Director: Bill Walters
Playwright: Mac Wellman
Institution: The University of New Mexico, College of Fine Arts, U. S. A.
Venue: Experimental Theatre
Time: 14:00~16:00, May 20, 2010
Event: ATEC 5th International Forum with the 1st Asian Theatre Schools Festival
Mac Wellman is without doubt one of the most important contemporary American playwrights. He is enormously influential both as an author and an educator. His work is notoriously challenging, breaking the conventions and pushing the bounds of what is thought of as “normal” or “good” in the theatre.
What is generally thought of as “good theatre” is often judged by clarity of plot, character, theme, etc. These are the tenets of so-called “realism”. But in fact, they couldn’t be farther from the lack of clarity and unpredictability of the reality of everyday life. Mr. Wellman provides us with exciting and challenging alternatives.
His version of “Dracula” is an additionally challenging play because, while it has many of Mr. Wellman’s signature elements, it also remains extremely faithful to the original source: Bram Stoker’s novel. Thus there is a stylistic duality and the temptation to favour the familiar over the unfamiliar.
In this particular production of “Dracula”, we have chosen to split several of the characters (Mina, Lucy, and Jonathan) so that each part is played by two actors. This is entirely a directorial decision that was generously allowed by the author as a sort of experiment. But the inspiration to do so does come from the author, mainly due to the fact that in another of his pieces: “SWOOP” (which Mr. Wellman describes as his “other vampire play”) he does split the character of Mina into two aspects, namely her “higher” and “lower” natures.
Additionally, this choice is inspired by ideas of multidimensionality from quantum physics wherein it is thought that things or even people can perhaps exist in two places at the same time...... or twice in the same place.
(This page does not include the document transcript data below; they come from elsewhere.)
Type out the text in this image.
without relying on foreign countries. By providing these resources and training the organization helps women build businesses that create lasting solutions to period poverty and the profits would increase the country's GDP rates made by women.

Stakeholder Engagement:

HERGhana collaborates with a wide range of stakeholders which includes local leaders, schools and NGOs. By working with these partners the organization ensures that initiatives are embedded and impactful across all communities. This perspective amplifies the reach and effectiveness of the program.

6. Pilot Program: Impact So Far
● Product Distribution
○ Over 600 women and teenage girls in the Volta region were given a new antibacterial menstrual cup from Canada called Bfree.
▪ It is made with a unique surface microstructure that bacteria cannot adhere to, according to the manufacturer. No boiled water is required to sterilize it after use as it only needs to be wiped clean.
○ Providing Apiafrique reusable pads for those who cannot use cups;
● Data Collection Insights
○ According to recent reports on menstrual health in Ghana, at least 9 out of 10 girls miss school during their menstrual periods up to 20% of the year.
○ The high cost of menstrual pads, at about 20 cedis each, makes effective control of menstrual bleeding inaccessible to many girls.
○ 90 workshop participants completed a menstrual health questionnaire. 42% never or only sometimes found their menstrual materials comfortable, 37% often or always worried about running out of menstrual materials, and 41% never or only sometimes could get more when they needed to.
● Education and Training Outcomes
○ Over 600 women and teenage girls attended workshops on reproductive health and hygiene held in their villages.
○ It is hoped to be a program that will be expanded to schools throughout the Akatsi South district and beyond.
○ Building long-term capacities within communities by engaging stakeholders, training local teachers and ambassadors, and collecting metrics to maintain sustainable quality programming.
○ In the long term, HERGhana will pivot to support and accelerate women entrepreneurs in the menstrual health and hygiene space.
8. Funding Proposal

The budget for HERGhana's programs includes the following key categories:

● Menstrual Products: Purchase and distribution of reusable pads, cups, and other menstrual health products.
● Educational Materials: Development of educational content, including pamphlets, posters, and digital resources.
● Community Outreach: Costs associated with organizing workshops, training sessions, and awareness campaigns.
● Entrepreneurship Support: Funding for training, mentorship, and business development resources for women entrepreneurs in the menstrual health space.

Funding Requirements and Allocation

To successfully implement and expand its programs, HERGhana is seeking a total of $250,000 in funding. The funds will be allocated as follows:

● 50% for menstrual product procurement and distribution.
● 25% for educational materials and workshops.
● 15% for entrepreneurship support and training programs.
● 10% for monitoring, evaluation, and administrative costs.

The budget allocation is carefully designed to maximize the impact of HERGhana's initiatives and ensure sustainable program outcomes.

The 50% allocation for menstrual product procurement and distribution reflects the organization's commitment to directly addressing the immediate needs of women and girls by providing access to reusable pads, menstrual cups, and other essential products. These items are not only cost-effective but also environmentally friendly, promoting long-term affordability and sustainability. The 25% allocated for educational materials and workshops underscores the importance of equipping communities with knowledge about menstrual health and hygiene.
The hope is that this will create a dreamlike space and time wherein these characters can have an experience and simultaneously watch themselves having it.
Lastly, it is worth noting that in Mr. Wellman’s version of the story, Dracula escapes and travels to America, a very fitting turn of events for this quintessentially American playwright to give us.
An adaptation of Bram Stoker's classic novel that preserves the Victorian tendencies of his writing while veering wildly into new vampire territory. As Seward, head of the asylum, and his close friend Van Helsing attempt to thwart the machinations of Dracula, Lucy seeks Dracula out and Mina begins succumbing to his spell. Wickedly clever language and an often nightmarish world combine to create a Dracula unlike it's ever been seen before.